Concrete Carnival

By Danner Darcleight


 

The Permanent Press
September 2016
978-1579624378


Reviewed by Charles Holdefer


 

Danner Darcleight's recent memoir, Concrete Carnival, has much to say about America's fifty-first state. With over two million inhabitants, this state is more populous than Nebraska or New Hampshire or a dozen other states. This is the state of Incarcerated America.

Danner Darcleight is a prison resident. Convicted of murder, he is currently serving a sentence of twenty-five years to life. Concrete Carnival is lively and troubling and displays literary verve, attempting something more ambitious than insider journalism.

Concrete Carnival dramatizes the singularity of prison life while at the same time showing how it reflects and magnifies American values. It is a generic mash-up of prison sketches, recovery memoir, and love story. It is also a testimony to the power of books.

In many respects Darcleight is an atypical prison resident. White, college-educated, and raised in suburban affluence, he refers to himself as a "soft child of privilege" and acknowledges that his presence in prison inspires cognitive dissonance. "I've got a bachelor's degree," he writes, "and in the land of pre-GED, that makes me a fucking king. For almost my entire incarceration I've worked in offices, clerking for highly placed civilians." After a flirtation with the death penalty, he has managed to work his way up to honor block, where prisoners live in better conditions and can, for example, do their own cooking. He observes:

No one will ever confuse me for the revolutionary George Jackson. He was a Panther. I'm a pussycat. He dug Ché, Lenin and Giap. With seven years into my prison term, I'm relatively content to be living in Prison A, and am more into chai, Lennon and the GAP.

This self-consciously jangly style, also evident in the memoir's title, can be entertaining, but it wouldn't be enough to sustain a book. Fortunately, Darcleight inhabits other registers and shows a willingness to own up to his vulnerabilities. The most affecting passages of Concrete Carnival are the loving reminiscences of the author's younger brother, whose life is now beyond Darcleight's reach and has been reduced to precious phone calls; or an account of the misery inflicted by prison noise and a hellish inmate named Chui; or descriptions of a close circle of beloved inmates, his friends Doc, Whit, and Yas, with whom he can share meals and who constitute, without exaggeration, a surrogate family.

Other sections are devoted to the painful question of how the author ended up in prison—in his case, a result of a prodigious appetite for drugs. By his account, 500 hits of ecstasy, Ritalin binges with Valium chasers, whippits of nitrous oxide, amid a backdrop of bongs and alcohol, were all part of being a party boy. But it was his discovery of heroin that proved his undoing. Heroin unmoored him and quickly reduced him to a "reptilian brain." It brought him to murder.

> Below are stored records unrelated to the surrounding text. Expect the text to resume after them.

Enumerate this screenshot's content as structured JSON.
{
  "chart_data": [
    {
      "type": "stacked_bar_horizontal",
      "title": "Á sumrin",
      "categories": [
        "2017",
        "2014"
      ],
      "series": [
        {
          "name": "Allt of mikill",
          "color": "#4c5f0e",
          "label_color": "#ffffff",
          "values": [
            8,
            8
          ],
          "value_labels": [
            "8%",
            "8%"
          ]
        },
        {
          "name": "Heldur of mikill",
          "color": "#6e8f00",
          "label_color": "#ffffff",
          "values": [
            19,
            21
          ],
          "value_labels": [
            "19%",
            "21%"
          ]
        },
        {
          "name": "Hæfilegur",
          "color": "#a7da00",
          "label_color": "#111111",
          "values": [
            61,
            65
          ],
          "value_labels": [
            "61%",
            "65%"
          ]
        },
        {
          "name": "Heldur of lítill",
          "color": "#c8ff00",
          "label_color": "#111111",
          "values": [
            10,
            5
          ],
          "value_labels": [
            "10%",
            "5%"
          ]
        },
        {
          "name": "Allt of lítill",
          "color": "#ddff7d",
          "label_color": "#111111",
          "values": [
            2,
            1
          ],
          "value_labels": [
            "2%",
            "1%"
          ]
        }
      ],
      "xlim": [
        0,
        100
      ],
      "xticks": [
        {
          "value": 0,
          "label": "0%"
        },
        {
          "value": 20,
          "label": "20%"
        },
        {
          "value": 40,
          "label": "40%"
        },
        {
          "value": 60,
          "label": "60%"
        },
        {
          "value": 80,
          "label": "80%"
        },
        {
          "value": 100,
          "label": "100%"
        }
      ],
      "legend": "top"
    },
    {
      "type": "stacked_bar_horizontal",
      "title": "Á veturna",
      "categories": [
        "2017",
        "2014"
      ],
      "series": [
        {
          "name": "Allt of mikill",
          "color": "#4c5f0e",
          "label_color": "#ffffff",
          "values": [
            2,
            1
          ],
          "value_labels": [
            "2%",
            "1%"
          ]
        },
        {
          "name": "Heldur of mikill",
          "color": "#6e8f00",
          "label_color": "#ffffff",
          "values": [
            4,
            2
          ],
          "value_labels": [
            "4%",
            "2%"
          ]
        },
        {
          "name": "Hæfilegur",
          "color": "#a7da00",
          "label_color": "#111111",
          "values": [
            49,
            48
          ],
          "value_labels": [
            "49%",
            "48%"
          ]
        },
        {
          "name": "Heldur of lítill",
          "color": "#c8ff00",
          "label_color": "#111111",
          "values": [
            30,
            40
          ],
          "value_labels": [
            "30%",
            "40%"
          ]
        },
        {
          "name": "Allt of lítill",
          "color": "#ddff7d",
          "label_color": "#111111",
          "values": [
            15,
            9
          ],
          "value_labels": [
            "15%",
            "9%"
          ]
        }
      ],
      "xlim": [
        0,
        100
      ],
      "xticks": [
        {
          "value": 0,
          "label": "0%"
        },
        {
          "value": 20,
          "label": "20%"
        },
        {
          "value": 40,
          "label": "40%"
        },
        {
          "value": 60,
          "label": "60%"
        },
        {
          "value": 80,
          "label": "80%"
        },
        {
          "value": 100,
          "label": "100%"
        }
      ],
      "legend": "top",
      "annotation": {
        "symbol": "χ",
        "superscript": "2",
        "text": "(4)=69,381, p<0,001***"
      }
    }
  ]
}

This destructive appetite follows him into prison, where he eventually comes to regret his efforts to procure "dompers" (a common prison drug), or to consider a fellow inmate with metastasized cancer as a promising source of pharmaceutical goodies. Doing time, Darcleight makes clear, either focuses or unhinges the mind.

Focus comes to him in several forms. First, from reading. Concrete Carnival offers a heartfelt testimony to the power of books. The notion of "escapist literature" takes on a different meaning for a lively mind confined to a jail cell, and the memoir embraces the literary and philosophical. Orwell and Nietzsche are cited along with Seneca and Viktor Frankl, as well as "prison writers" like George Jackson, Jack Henry Abbott, and Jean Genet. Women writers are curiously absent, given Darcleight's expressed longing for the feminine; so are political responses to his situation. Experiences are seen by the author as largely personal, rarely ideological.

Writing offers another means of focus. This book refers fondly to Darcleight's writing teacher, here referred to as Jameson. (This memoir, as is evident in the author's name, relies on pseudonyms.) Concrete Carnival is a positive example of the importance of prison writing workshops, beyond their psychological utility, because the author's prose leaps beyond the conventions of a classroom writing exercises and stands on its own as absorbing work.

Lastly—improbably and happily—Darcleight manages to fall in love and get married ten years into his sentence. This brings new complications and hardships to him and his wife, Lily, but it is unquestionably a source of hope and a reconnection with the world "outside." This does not make for a "happy ending"—he is in dreadful situation, as he makes clear in the last chapter when he revisits his crime and the terrible hurt he has inflicted. But it recalibrates his perceptions and the reader leaves behind a prisoner who is, in his own words, "quiveringly alive."